I'd see that differently. If you're fired, you have won (your freedom back, and your sanity).
Admin
Yes, this is why SaaS is taking over - because you as the SaaS provider cannot be dictated to like this. You offer a product, you have control - the client only gets to choose "yes" or "no". They don't get to choose all this sort of thing - but the question doesn't even get asked. That means the CFO and CIO and c-suite don't end up misinterpreting the question, and the IT Infrastructure power hungry people are forced into a teeny tiny little corner. They no longer have control. And the SaaS provider? They're probably on a devops model, where everyone has access.
No, you cannot physically audit my hardware. It's owned by Amazon/Microsoft/Google, and they'll kindly ignore your question.

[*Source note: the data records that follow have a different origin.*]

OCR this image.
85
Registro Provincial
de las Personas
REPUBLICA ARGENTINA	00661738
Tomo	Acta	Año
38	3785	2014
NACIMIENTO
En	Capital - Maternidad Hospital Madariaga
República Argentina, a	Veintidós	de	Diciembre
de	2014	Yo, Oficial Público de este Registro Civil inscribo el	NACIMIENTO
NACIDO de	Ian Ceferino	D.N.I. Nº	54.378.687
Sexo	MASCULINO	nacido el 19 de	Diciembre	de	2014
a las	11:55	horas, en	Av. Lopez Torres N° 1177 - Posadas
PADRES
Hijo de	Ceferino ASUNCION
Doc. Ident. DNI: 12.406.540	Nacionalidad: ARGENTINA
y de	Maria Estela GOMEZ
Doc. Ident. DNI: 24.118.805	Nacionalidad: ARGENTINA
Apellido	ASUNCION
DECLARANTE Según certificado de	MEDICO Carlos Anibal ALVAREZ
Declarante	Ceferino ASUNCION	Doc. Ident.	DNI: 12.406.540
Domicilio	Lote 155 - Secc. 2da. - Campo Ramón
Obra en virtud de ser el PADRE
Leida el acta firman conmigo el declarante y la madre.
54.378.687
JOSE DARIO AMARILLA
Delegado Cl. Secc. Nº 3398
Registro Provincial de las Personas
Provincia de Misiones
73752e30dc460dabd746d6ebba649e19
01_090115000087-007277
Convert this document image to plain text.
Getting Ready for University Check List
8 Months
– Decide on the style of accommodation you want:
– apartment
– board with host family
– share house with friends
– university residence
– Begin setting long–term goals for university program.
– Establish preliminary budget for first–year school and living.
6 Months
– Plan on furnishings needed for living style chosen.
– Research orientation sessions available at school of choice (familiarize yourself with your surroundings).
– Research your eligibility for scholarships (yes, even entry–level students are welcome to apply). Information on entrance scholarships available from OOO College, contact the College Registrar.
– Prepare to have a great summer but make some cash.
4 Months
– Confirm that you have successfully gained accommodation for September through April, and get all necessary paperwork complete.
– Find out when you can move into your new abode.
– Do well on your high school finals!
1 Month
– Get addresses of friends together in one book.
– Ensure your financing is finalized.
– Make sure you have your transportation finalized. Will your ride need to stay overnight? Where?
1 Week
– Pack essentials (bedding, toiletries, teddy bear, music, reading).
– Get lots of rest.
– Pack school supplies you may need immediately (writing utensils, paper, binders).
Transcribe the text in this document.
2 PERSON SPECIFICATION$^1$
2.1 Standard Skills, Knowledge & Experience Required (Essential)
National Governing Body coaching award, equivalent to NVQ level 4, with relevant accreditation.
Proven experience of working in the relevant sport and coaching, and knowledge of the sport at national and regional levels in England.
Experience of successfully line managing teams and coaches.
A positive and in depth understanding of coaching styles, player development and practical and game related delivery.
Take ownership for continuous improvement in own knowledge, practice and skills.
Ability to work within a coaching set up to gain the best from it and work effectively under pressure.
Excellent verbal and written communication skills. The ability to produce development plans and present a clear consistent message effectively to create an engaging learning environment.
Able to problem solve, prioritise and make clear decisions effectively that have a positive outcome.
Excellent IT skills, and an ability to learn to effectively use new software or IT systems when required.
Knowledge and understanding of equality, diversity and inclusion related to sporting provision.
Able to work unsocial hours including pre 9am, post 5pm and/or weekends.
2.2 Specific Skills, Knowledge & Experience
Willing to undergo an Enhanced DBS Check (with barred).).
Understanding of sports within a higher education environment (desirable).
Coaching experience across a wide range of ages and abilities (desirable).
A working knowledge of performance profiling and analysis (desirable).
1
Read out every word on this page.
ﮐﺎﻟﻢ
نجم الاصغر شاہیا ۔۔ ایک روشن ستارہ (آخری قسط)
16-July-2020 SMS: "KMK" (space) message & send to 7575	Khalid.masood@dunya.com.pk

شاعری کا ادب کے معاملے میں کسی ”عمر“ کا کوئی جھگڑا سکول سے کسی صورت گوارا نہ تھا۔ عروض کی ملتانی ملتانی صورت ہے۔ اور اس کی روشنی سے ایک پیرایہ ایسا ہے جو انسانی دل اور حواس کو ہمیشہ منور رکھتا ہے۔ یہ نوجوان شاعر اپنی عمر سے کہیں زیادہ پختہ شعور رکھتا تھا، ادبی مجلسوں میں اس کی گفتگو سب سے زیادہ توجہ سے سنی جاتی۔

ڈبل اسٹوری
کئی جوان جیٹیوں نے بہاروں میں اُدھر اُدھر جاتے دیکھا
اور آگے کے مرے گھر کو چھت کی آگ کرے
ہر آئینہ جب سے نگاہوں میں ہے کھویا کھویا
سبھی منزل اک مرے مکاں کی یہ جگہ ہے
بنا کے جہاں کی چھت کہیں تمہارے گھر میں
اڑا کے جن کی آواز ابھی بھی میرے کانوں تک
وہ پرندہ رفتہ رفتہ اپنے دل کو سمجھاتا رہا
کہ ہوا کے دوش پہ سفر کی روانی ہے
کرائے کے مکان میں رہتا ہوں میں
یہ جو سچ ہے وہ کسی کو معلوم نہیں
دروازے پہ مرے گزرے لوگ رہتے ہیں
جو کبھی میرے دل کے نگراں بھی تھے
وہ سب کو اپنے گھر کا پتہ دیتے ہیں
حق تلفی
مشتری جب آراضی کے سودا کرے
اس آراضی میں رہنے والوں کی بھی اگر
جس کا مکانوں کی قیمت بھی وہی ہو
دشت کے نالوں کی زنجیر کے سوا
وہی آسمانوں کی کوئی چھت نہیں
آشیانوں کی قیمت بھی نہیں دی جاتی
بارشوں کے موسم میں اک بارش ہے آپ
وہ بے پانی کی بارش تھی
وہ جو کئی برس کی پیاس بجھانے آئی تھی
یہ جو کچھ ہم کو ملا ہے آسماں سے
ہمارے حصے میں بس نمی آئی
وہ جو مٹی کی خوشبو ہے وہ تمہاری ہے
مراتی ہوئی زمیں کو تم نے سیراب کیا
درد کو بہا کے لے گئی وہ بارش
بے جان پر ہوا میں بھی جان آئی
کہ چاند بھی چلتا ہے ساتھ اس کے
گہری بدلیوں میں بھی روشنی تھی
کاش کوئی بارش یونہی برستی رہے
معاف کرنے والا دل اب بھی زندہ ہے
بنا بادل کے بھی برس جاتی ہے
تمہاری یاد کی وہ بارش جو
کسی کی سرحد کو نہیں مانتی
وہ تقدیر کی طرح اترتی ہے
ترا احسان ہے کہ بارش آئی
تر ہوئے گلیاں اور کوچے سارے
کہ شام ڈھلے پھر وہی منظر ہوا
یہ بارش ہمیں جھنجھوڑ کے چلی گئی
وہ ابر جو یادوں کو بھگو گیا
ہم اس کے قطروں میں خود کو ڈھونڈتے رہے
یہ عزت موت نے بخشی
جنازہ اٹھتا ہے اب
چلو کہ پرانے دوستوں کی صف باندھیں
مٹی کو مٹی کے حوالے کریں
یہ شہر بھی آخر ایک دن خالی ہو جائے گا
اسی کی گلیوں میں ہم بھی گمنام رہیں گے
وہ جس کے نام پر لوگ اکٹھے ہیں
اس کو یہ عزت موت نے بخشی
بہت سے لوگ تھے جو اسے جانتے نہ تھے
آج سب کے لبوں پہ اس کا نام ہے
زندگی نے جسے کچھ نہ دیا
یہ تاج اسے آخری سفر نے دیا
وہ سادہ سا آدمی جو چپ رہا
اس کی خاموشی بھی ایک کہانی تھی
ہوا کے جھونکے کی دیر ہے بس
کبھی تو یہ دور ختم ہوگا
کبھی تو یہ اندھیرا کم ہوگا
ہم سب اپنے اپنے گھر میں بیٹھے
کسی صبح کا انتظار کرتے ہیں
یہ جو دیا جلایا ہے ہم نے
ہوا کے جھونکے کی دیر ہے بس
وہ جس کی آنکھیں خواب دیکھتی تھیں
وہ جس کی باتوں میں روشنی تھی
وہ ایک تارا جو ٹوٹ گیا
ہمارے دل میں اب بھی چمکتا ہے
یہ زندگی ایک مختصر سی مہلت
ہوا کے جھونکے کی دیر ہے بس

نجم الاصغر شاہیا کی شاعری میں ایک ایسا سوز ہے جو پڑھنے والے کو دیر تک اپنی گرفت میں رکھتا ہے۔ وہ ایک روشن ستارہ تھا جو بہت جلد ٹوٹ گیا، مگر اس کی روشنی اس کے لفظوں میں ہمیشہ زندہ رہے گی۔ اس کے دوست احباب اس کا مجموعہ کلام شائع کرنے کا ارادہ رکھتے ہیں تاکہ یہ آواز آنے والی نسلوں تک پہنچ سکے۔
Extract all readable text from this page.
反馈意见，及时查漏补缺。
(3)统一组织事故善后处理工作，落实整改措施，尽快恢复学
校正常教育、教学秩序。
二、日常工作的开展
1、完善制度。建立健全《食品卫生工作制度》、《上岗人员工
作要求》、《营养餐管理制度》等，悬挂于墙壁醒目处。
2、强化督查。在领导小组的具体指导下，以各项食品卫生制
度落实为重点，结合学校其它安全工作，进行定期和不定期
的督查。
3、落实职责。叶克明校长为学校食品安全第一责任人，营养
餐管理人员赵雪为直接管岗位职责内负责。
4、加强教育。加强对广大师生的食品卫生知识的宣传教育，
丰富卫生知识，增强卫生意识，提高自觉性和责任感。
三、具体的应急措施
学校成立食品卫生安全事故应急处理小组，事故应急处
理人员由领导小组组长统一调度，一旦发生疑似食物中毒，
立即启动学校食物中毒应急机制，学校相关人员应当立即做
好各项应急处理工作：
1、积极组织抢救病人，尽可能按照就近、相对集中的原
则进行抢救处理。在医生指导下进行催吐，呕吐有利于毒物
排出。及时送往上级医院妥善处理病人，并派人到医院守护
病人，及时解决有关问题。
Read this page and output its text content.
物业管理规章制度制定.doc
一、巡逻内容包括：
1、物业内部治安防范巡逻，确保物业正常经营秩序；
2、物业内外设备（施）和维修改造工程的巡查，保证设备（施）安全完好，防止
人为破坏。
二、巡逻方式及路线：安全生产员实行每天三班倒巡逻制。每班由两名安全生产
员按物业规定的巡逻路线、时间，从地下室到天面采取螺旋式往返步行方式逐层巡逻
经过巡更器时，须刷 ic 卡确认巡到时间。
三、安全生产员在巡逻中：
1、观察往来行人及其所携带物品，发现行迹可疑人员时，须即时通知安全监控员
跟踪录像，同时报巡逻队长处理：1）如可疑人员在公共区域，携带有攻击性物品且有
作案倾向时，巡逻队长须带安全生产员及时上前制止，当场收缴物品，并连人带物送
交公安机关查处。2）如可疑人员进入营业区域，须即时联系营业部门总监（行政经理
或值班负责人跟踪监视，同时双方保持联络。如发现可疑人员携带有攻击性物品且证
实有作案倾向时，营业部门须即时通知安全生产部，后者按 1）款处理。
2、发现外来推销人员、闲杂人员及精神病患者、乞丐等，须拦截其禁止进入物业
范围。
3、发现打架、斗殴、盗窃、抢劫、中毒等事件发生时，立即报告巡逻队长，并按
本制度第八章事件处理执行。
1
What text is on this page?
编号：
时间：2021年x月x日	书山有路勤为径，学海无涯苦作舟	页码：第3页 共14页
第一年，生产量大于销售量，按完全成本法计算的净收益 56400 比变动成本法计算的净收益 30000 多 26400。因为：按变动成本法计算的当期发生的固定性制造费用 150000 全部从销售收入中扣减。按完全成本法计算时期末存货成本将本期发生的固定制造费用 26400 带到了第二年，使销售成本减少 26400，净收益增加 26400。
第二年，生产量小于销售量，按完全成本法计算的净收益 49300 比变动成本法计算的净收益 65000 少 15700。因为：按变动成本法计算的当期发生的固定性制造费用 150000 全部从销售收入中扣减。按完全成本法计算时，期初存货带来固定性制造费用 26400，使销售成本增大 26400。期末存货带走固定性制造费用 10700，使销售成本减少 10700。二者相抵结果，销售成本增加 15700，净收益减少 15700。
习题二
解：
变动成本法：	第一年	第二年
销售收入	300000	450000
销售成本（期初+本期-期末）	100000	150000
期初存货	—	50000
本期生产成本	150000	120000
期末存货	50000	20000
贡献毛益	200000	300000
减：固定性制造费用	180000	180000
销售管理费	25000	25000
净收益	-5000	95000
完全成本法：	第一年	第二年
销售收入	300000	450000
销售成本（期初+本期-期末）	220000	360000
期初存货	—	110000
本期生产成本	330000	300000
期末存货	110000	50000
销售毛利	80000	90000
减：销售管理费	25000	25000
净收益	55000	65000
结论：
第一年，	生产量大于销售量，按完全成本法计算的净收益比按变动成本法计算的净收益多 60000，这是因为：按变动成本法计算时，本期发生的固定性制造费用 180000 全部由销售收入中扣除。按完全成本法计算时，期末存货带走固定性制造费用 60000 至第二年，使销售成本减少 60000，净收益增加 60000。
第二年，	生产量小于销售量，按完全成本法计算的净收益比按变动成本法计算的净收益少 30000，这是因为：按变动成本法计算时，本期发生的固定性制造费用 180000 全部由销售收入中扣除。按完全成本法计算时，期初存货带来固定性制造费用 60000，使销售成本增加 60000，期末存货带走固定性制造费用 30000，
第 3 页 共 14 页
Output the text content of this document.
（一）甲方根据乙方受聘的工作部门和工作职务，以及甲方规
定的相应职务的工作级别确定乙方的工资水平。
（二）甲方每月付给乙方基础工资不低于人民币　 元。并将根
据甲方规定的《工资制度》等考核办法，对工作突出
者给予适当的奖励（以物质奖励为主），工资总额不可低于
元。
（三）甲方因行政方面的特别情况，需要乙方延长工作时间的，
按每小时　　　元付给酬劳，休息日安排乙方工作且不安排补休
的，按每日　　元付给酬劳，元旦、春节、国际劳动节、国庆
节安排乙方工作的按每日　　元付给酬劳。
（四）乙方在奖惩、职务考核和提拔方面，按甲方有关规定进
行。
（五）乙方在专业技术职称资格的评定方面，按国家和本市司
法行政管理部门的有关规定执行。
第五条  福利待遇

And yes, you security people? You will be finding over time you have to justify why you're there - because you might just be getting in the way without adding any value.
Admin
I read the subject and think it's bad, but pretty survivable. And then I read the content and found I underestimated the level of "bad" could be.
Btw, I'm surprised they don't trade the ability to connect to network (i.e.: reinstall the machine, unplug the network cable and never join the domain) for a machine that can get something done. From the article content it seems he cannot do anything with the machine anyway, so any improvement is improvement.
Admin
"If you can't code with paper and pen, perhaps you shouldn't be seeking code related jobs."
Yes, but if you can't even open an editor, HTF do you even read the existing source to have any idea of what you may want to do to it?